Con una extensión de casi ochocientas páginas, El jardín de las máquinas parlantes aborda los temas esenciales del realismo delirante de Alberto Laiseca: la guerra, el poder, la magia esotérica, la locura y el aprendizaje espiritual.[1]​ Su barroca y paródica mitología está estrechamente vinculada a la que desarrolla en Los sorias, particularmente en su cosmovisión acerca de la lucha cósmica entre las entidades supremas del Ser y el Anti-Ser, en su terminología particular, así como en la construcción de una pseudo-erudición saturada de humor negro y extravagancia. Como ya notara Fogwill,[2]​ la novela introduce también elementos autobiográficos distorsionados de manera surrealista.

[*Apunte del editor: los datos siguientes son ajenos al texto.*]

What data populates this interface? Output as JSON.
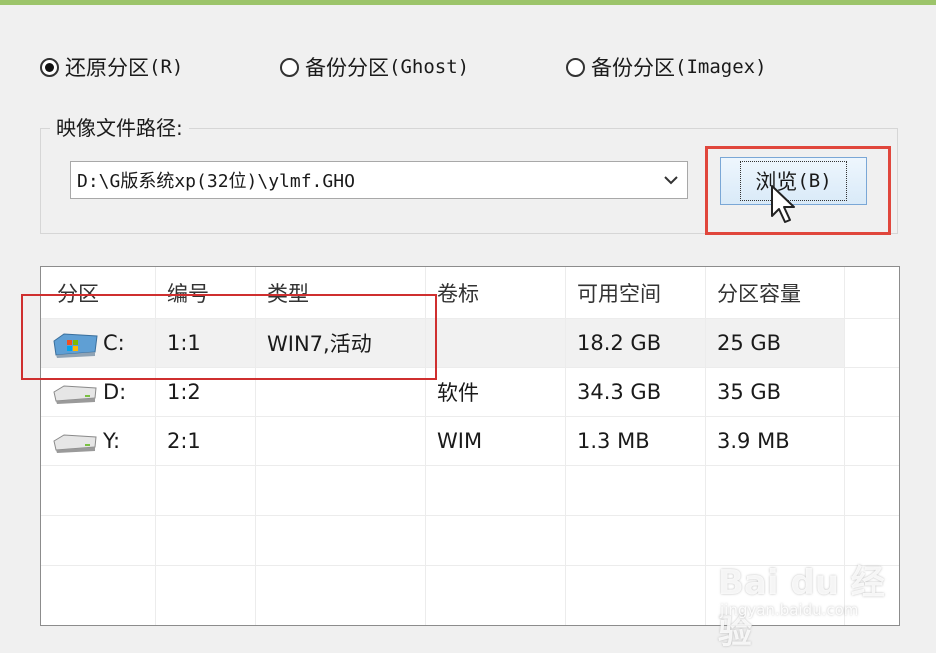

En la novela se hacen referencias satíricas a aspectos de la historia política argentina, como el liderazgo de Juan Domingo Perón, transfigurado como Quetzal, o el 'el Brujo' José López Rega, siniestro personaje de la represión política de los años setenta, que Laiseca representa como un primer ministro maléfico.[3]

Resumen[editar]

“Cuentan que algunos hombres saben fabricar máquinas mágicas. Estas máquinas cantan, silban, cuentan chistes. También muerden y pican. Son invisibles, aunque a veces puede adivinárselas con el rabillo del ojo. Los hombres que las crean son magos, y las envían a sus enemigos para enloquecerlos o matarlos. Sus propósitos, sin embargo, varían considerablemente. En una víctima pueden confluir máquinas de dos o más magos enemigos y usarla como territorio de una batalla mucho mayor, entre las fuerzas invisibles del Bien y del Mal. Las víctimas, en esos casos, terminan en el manicomio, en la morgue o bien iniciándose en los ritos de la magia. Una iniciación así es la que cuenta esta novela. Paso a paso, de dimensión en dimensión. Es, también, un raro tratado de magia práctica, que revela secretos superiores del mundo esotérico. Pero, sobre todo, es una larga e invencible historia de sexo y amor”.

Argumento[editar]

La historia transcurre en una ciudad análoga a Buenos Aires y comienza definiendo algo que será temática central: "los chichis". Si bien la palabra se emplea para referirse a los esoteristas o a las malas personas, en general se refiere a las máquinas parlantes creadas por ellos. Algunas de ellas son amigables, graciosas, o brindan información útil. Pero en general son molestas y son empleadas por los esotes para volver locos a sus enemigos. Son potenciadas en general por el desorden, la dejadez y la falta de amor propio, por lo que rápidamente encuentran una gran fuente de energía en el gordo Sotelo, protagonista de esta novela. El gordo es un escritor frustrado que vive una existencia deprimente y solitaria en una ciudad análoga a Buenos Aires plagada de esoteristas y de sus chichis. Sotelo descree totalmente de la magia, con lo que es totalmente inconsciente del peligro que representan las sociedades esotéricas para alguien con su estilo de vida totalmente inconexo de otras personas. “¡Qué chabón manijeado!” es la primera impresión que Sotelo les de a Aralarena, Isidoro y De Quevedo, tres amigos magos (de los buenos).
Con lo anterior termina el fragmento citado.